An international group of theologians and scholars released an academic statement on May 4 alleging inconsistencies in the Vatican's arguments against same-sex relationships, and urging the church to review its stance in light of modern research.
"When people suffer ... because of doctrines, laws and disciplines, about whose correctness there are now well-founded doubts, the competent Church authorities have a religious and Christian duty to carefully and empathetically revise them," wrote theologian Fr. Krzysztof Charamsa, a former official at the Vatican's Congregation for the Doctrine of the Faith, in the foreword to the statement.
The authors argued that the Bible never condemns consensual, faithful same-sex relationships. They also said evidence that non-heterosexual orientations occur naturally and the fact that the church allows infertile straight couples to marry undermine the Vatican's natural law arguments against same-sex relationships.

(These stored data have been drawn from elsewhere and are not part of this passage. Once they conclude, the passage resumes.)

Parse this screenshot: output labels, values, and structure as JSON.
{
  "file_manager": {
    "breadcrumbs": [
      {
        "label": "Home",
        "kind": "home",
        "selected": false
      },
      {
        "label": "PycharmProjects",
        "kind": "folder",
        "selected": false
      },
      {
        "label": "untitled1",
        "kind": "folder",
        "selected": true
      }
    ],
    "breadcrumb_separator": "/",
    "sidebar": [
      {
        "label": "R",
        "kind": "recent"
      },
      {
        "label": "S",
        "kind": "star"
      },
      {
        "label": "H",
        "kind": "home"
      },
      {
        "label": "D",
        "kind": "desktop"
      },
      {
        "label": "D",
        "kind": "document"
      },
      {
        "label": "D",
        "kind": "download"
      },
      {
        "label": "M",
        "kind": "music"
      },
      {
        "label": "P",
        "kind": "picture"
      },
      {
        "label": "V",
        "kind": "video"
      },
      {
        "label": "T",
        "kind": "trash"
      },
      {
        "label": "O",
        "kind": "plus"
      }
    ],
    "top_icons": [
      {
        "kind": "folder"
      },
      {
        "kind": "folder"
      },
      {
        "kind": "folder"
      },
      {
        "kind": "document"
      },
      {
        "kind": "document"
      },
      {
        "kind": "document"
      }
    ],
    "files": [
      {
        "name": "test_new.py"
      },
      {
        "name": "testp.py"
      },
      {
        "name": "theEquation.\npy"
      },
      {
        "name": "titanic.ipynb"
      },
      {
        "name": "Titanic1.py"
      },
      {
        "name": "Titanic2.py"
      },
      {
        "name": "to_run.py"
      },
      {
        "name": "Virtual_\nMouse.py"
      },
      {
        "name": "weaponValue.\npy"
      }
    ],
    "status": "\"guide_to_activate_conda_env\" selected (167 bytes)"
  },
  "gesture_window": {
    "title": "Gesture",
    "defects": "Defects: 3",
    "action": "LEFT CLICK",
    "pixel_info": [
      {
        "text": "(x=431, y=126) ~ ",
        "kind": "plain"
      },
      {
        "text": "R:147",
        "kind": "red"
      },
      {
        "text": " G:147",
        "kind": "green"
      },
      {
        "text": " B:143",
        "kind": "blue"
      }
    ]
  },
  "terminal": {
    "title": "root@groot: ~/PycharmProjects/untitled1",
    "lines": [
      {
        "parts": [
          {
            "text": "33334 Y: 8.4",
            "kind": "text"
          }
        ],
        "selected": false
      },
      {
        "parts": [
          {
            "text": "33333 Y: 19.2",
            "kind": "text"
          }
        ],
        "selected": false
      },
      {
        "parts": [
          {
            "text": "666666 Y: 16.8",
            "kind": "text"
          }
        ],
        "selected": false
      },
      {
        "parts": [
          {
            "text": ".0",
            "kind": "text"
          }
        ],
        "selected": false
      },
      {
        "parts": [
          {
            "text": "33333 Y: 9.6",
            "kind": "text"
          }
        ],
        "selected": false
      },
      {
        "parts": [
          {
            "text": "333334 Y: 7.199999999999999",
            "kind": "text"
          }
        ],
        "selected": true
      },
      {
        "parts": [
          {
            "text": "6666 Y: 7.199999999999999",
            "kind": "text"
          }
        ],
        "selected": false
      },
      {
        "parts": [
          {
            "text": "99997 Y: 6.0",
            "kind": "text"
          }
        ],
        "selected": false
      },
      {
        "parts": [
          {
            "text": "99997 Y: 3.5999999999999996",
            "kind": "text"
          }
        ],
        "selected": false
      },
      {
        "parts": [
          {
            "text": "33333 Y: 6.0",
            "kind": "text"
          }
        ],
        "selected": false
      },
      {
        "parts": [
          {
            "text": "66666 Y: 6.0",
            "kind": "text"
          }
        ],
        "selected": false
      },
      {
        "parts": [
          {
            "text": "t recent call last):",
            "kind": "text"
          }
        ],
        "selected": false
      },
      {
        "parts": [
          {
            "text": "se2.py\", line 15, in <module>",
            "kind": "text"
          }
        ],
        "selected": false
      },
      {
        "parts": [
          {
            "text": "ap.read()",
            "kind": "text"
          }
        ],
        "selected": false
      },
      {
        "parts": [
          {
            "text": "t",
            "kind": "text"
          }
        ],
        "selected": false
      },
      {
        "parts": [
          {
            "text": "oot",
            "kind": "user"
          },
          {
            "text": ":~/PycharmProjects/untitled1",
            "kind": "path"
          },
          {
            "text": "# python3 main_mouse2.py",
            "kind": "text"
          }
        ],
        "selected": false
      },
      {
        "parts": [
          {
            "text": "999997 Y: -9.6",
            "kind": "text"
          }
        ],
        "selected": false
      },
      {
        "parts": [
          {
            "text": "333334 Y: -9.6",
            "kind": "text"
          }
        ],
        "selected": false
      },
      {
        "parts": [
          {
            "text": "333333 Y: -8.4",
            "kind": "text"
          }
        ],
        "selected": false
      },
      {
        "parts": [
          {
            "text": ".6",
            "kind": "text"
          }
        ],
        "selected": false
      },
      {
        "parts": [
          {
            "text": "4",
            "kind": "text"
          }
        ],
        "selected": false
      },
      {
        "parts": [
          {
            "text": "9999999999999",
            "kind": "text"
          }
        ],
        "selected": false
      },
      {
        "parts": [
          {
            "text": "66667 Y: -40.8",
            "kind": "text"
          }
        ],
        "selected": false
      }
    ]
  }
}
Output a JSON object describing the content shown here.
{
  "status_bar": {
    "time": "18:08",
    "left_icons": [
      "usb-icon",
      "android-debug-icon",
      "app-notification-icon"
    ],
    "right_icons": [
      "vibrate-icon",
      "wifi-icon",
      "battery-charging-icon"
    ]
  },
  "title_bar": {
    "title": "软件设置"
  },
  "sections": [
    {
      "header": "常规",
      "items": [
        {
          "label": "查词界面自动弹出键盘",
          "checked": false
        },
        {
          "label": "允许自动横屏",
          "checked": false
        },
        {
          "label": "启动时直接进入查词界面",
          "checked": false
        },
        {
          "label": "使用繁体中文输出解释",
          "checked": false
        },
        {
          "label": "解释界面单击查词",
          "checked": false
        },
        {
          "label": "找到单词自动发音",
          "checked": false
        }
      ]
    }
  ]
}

The statement was published by the Wijngaards Institute for Catholic Research and signed by 20 contributors and over 40 other theologians and academics representing more than a dozen countries worldwide including the United States, the Philippines, Germany, Australia, Malaysia and Brazil.
Most of the contributors and signatories are theologians and ethicists, some specializing in gender studies, while others are biblical scholars or biologists.
Signatories included Mercy Sr. Margaret Farley, a professor emerita of Christian ethics at Yale University Divinity School and author of Just Love: A Framework for Christian Sexual Ethics; Todd Salzman, a professor of Catholic theology at Creighton University and author of several books on sexual ethics; and Mary McAleese, former president of Ireland and current chancellor of Trinity College in Dublin.
"We need something new," Farley told NCR in a brief interview about the statement. "Because people are suffering and they're being harmed."
Salzman said it was "timely" that the Wijngaards Institute statement came out shortly after the Vatican's March 15 decree, released by the doctrinal congregation and approved by Pope Francis, that clergy are not permitted to bless same-sex unions because God "cannot bless sin."
"I think [the Vatican decree] was a final straw for a lot of people … it was incredibly irresponsible and hurtful for the CDF to issue that statement," Salzman told NCR.
The authors of the new statement wrote that non-heterosexual orientations are part of the natural diversity in human sexuality.